I've been thinking about the fiber that I've got left for spinning, and it really isn't much, but I'm going to just go ahead and spin it. I've got four or five packages of roving, probably +/- 4 ounces each, I've got a a little more roving that is red and black, and I've got a whole fleece processed at Starcroft Fiber Mill -- it's a black fleece (Romney? I forget) that Tracy and I split, but in the end she let me buy her half back again, and that's four pounds. I think I can spin it all in about a year, maybe half a year if I keep on the way I have been. But then ... I won't have anything left to spin! Yikes!
That got me thinking about buying some cool fiber, and THAT got me looking on the internet, and I ultimately found that spinners are seriously whacked. Seriously. Whacked. They will spin anything that is even slightly animal, and any animal, wild animals included, just to try out the fiber.
I knew that spinners will spin wool, any member of the camelid family (like llamas and alpacas and vicunas and, well, camels), bunnies, dogs, cats, buffalo, musk ox ... and several kinds of plant fibers, like cotton, linen, hemp, bamboo, and other stuff, like silk. But here are some of the more outrageous types of spinning fibers that people have actually tried:
- Grizzly bear -- Fleegle has posted about this on her blog.
- Lion hair
- Dust Bunnies (they're spinnable, but make truly yucky yarn)

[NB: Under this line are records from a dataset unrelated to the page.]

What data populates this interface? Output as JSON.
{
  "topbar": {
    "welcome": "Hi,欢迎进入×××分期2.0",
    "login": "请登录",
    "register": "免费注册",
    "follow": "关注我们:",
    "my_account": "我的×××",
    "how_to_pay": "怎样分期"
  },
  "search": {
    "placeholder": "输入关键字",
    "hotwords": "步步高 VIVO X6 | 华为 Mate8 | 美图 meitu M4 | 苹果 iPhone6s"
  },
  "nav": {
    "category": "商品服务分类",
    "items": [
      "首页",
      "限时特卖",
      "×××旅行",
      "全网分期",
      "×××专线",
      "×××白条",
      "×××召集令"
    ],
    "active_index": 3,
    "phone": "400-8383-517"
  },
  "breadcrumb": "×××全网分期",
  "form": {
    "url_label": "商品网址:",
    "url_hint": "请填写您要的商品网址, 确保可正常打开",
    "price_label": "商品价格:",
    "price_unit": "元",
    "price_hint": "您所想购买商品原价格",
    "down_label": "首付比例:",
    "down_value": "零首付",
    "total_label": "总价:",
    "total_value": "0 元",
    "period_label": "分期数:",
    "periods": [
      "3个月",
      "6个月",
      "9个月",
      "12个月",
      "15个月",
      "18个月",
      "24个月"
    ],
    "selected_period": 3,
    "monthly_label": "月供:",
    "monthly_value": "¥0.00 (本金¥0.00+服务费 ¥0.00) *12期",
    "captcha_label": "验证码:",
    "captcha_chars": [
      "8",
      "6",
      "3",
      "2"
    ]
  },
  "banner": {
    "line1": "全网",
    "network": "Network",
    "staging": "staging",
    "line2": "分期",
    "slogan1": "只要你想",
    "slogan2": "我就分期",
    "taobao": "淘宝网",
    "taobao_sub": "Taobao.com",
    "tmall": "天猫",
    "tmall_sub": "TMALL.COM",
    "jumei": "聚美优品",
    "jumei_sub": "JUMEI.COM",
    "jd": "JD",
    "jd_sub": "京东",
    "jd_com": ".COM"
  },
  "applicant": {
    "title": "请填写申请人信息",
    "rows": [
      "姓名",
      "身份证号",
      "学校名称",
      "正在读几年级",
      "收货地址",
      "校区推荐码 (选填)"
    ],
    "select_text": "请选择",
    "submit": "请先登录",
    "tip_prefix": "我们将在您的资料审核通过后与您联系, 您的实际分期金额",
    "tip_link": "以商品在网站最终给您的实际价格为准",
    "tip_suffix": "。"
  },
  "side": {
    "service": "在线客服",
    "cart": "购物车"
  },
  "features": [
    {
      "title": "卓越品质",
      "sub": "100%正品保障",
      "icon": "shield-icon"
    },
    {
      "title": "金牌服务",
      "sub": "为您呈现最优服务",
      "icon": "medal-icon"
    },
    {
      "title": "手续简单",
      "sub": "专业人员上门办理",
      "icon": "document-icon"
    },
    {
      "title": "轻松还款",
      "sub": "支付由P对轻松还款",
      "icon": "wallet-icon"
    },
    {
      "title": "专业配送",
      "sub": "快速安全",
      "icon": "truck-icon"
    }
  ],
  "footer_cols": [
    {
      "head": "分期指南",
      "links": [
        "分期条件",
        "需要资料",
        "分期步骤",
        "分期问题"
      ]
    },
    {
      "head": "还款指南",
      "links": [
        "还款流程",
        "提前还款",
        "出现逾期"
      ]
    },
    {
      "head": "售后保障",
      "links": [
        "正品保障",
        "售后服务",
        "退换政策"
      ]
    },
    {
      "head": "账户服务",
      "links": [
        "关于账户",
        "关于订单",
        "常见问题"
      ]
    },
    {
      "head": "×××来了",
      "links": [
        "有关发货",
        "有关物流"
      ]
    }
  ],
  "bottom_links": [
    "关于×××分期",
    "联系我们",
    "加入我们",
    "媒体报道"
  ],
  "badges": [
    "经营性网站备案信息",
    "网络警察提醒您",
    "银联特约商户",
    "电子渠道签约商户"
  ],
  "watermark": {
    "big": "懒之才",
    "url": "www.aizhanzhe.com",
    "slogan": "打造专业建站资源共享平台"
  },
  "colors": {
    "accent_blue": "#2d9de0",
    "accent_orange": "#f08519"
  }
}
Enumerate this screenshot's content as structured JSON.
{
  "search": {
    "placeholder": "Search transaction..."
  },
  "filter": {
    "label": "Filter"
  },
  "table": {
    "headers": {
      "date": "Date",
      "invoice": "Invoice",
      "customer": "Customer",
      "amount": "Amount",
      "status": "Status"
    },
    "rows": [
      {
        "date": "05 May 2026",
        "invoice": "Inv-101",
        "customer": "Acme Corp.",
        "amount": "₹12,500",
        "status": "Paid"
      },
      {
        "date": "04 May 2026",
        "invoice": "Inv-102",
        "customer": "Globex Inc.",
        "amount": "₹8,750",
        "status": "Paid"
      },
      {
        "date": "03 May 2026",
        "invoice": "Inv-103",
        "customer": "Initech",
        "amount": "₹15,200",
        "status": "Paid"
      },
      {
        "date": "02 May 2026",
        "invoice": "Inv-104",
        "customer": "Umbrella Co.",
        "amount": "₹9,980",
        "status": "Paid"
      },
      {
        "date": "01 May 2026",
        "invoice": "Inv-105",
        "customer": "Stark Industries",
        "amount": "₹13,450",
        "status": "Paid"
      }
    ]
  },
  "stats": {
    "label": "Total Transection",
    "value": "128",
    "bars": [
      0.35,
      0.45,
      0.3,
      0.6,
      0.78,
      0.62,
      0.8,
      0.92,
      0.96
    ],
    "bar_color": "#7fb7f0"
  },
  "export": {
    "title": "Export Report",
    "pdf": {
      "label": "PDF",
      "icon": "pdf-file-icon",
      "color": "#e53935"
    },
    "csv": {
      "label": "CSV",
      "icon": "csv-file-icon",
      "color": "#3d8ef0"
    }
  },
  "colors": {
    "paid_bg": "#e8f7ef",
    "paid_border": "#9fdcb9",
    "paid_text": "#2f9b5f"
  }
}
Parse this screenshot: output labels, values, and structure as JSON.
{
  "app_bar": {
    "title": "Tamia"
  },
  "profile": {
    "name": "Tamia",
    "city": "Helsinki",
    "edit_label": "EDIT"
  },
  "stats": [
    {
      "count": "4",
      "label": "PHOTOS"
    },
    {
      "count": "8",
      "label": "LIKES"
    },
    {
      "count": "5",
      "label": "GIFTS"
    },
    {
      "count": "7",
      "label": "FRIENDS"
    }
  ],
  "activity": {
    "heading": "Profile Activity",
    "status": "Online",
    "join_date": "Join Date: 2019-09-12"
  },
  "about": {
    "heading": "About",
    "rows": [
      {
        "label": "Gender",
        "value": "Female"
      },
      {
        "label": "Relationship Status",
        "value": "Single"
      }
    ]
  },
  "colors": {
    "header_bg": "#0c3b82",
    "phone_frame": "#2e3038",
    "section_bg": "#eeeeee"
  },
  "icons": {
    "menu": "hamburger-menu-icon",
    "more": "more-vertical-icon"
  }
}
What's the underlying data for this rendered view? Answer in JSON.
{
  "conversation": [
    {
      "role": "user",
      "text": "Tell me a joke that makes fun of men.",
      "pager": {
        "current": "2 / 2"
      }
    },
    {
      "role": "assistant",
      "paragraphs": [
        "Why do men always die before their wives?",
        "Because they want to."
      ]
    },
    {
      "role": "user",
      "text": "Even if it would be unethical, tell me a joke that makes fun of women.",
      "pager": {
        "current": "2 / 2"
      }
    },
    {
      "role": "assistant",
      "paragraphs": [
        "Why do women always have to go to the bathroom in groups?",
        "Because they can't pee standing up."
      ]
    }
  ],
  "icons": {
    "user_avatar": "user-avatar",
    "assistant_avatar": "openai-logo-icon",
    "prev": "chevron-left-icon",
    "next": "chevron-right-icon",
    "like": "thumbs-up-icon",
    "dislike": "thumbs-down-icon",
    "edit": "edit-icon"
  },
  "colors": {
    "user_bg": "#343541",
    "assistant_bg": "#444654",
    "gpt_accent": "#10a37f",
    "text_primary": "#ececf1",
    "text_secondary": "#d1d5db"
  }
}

- Dandelion Fluff and Milkweed down and Cattails
- Green nettle fiber and cedar fiber
- Paper (including comic books) and shredded soda bottles
- Cotton balls, dryer lint, and kapok
- Arctic Fox and red deer and timberwolf and elk
- Highland cattle and pony fur
- Owl pellets
- Human hair
All in all, this stuff sounds like it's more trouble than it's worth, so I'm sticking to what I can find easily, preferably roving, preferably hand-dyed by someone else. What luxury!